If you’ve been following my blog you should remember a couple of posts about hierarchical data in SQL Server, and how Common Table Expressions can be a great way to extract that data. If you’ve not read them, you can find them here and here.
In SQL Server 2008 we have a brand new shiny data type called “HierarchyID”. This data type is designed precisely for storing hierarchical data in a compact, efficient manner that makes it easy to perform common operations, and hence massively simplifies matters when retrieving data.
So I thought we could briefly revisit the two scenarios I’ve mentioned before and see how SQL Server 2008 makes our lives easier. Remember in my previous posts we had a table that looked something like this;
CREATE TABLE dbo.Employee
[Id] INT IDENTITY(1,1) NOT NULL PRIMARY KEY,
[Name] NVARCHAR(50) NOT NULL,
[ManagerId] INT NULL
ALTER TABLE [dbo].[Employee]
WITH CHECK ADD CONSTRAINT [FK_Employee_Employee]
REFERENCES [dbo].[Employee] ([Id])
This is really simple – we just have a record with an ID, and a foreign key to the “parent” record (the employee’s manager in this case).

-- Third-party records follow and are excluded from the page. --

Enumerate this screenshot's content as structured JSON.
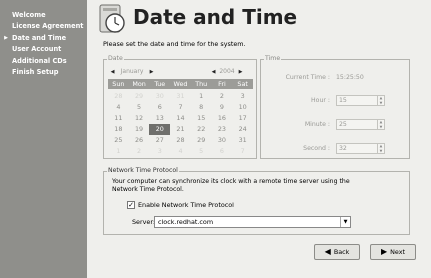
{
  "sidebar": {
    "items": [
      {
        "label": "Welcome",
        "current": false
      },
      {
        "label": "License Agreement",
        "current": false
      },
      {
        "label": "Date and Time",
        "current": true
      },
      {
        "label": "User Account",
        "current": false
      },
      {
        "label": "Additional CDs",
        "current": false
      },
      {
        "label": "Finish Setup",
        "current": false
      }
    ],
    "current_icon": "triangle-right-icon"
  },
  "header": {
    "title": "Date and Time",
    "icon": "clock-icon"
  },
  "intro": "Please set the date and time for the system.",
  "date": {
    "frame_label": "Date",
    "month": "January",
    "year": "2004",
    "weekdays": [
      "Sun",
      "Mon",
      "Tue",
      "Wed",
      "Thu",
      "Fri",
      "Sat"
    ],
    "weeks": [
      [
        {
          "d": "28",
          "f": true
        },
        {
          "d": "29",
          "f": true
        },
        {
          "d": "30",
          "f": true
        },
        {
          "d": "31",
          "f": true
        },
        {
          "d": "1",
          "f": false
        },
        {
          "d": "2",
          "f": false
        },
        {
          "d": "3",
          "f": false
        }
      ],
      [
        {
          "d": "4",
          "f": false
        },
        {
          "d": "5",
          "f": false
        },
        {
          "d": "6",
          "f": false
        },
        {
          "d": "7",
          "f": false
        },
        {
          "d": "8",
          "f": false
        },
        {
          "d": "9",
          "f": false
        },
        {
          "d": "10",
          "f": false
        }
      ],
      [
        {
          "d": "11",
          "f": false
        },
        {
          "d": "12",
          "f": false
        },
        {
          "d": "13",
          "f": false
        },
        {
          "d": "14",
          "f": false
        },
        {
          "d": "15",
          "f": false
        },
        {
          "d": "16",
          "f": false
        },
        {
          "d": "17",
          "f": false
        }
      ],
      [
        {
          "d": "18",
          "f": false
        },
        {
          "d": "19",
          "f": false
        },
        {
          "d": "20",
          "f": false
        },
        {
          "d": "21",
          "f": false
        },
        {
          "d": "22",
          "f": false
        },
        {
          "d": "23",
          "f": false
        },
        {
          "d": "24",
          "f": false
        }
      ],
      [
        {
          "d": "25",
          "f": false
        },
        {
          "d": "26",
          "f": false
        },
        {
          "d": "27",
          "f": false
        },
        {
          "d": "28",
          "f": false
        },
        {
          "d": "29",
          "f": false
        },
        {
          "d": "30",
          "f": false
        },
        {
          "d": "31",
          "f": false
        }
      ],
      [
        {
          "d": "1",
          "f": true
        },
        {
          "d": "2",
          "f": true
        },
        {
          "d": "3",
          "f": true
        },
        {
          "d": "4",
          "f": true
        },
        {
          "d": "5",
          "f": true
        },
        {
          "d": "6",
          "f": true
        },
        {
          "d": "7",
          "f": true
        }
      ]
    ],
    "selected_day": "20"
  },
  "time": {
    "frame_label": "Time",
    "current_time_label": "Current Time :",
    "current_time_value": "15:25:50",
    "hour_label": "Hour :",
    "hour_value": "15",
    "minute_label": "Minute :",
    "minute_value": "25",
    "second_label": "Second :",
    "second_value": "32"
  },
  "ntp": {
    "frame_label": "Network Time Protocol",
    "description": "Your computer can synchronize its clock with a remote time server using the Network Time Protocol.",
    "enable_label": "Enable Network Time Protocol",
    "enable_checked": true,
    "server_label": "Server:",
    "server_value": "clock.redhat.com"
  },
  "buttons": {
    "back": "Back",
    "next": "Next"
  },
  "colors": {
    "sidebar_bg": "#8f8f8b",
    "main_bg": "#efefec",
    "selected_day_bg": "#6f6f6c"
  }
}
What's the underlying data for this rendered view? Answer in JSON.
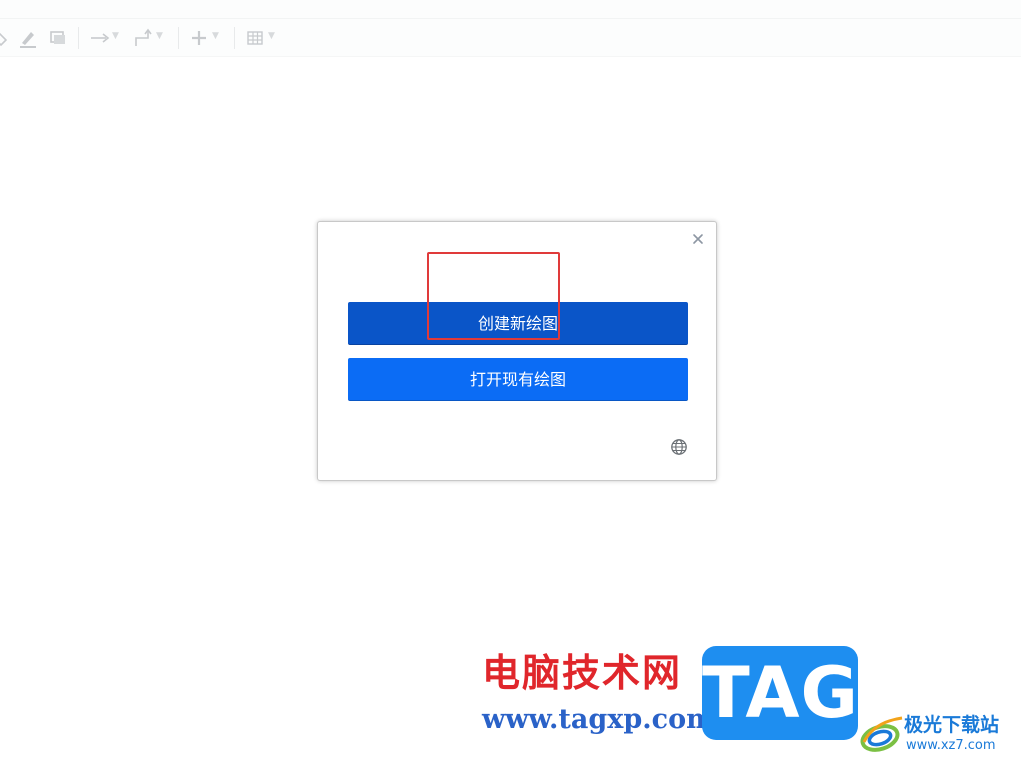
{
  "dialog": {
    "create_label": "创建新绘图",
    "open_label": "打开现有绘图",
    "close_label": "×"
  },
  "watermark": {
    "site_name": "电脑技术网",
    "site_url": "www.tagxp.com",
    "tag_text": "TAG",
    "brand_name": "极光下载站",
    "brand_url": "www.xz7.com"
  },
  "colors": {
    "create_button": "#0a55c8",
    "open_button": "#0b6cf5",
    "highlight": "#e03a3a",
    "watermark_red": "#e0262b",
    "watermark_blue": "#2a62c8",
    "tag_blue": "#1e8ef0"
  },
  "icons": {
    "toolbar": [
      "fill-color-icon",
      "line-color-icon",
      "shadow-icon",
      "connection-arrow-icon",
      "waypoints-icon",
      "insert-plus-icon",
      "table-icon"
    ],
    "dialog": [
      "close-icon",
      "globe-icon"
    ]
  }
}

With HierarchyID, the data type stores the whole path to the current record in the “Id” column. This means we don’t have to do crazy recursion to work out who my boss’ boss is – it’s all there in the path all the time. This also means I don’t need a foreign key back to another record in the same table! Confused? Let’s see it in action.
CREATE TABLE EmployeeWithHierarchyID
[Id] hierarchyid not null primary key,
[Name] nvarchar(50) not null
... and that’s it. To insert some records, a few lines such as the following can be used;
INSERT INTO EmployeeWithHierarchyID ([Id], [Name]) VALUES
(hierarchyid::GetRoot(), 'Simon Ince'),
('/1/', 'Someone Else'),
('/1/1/', 'Another Person')
* I’ve used another nice feature of SQL 2008 here – separating multiple lines of data to insert with commas.
This “path” syntax of ‘/1/1/’ and so on means that I will be at the root of the tree, Someone Else will report to me, and Another Person will in turn report to them. Once I’ve filled my table with data, I can select it out as follows;
Id.ToString() AS [Path],
Id.GetLevel() AS [Level],
I’ve used a couple of functions here on the HierarchyID data type to demonstrate what you can do;
What you should be able to see here is a few things;
1. The HierarchyID field is stored in a binary format, that isn’t human readable.
2. The ToString function immediately shows the path that the binary format represents. So I know for example that Andrea Dunker reports to Rob Caron, who in turn reports to Ellen Adams... just by reading the “path” output by the ToString function.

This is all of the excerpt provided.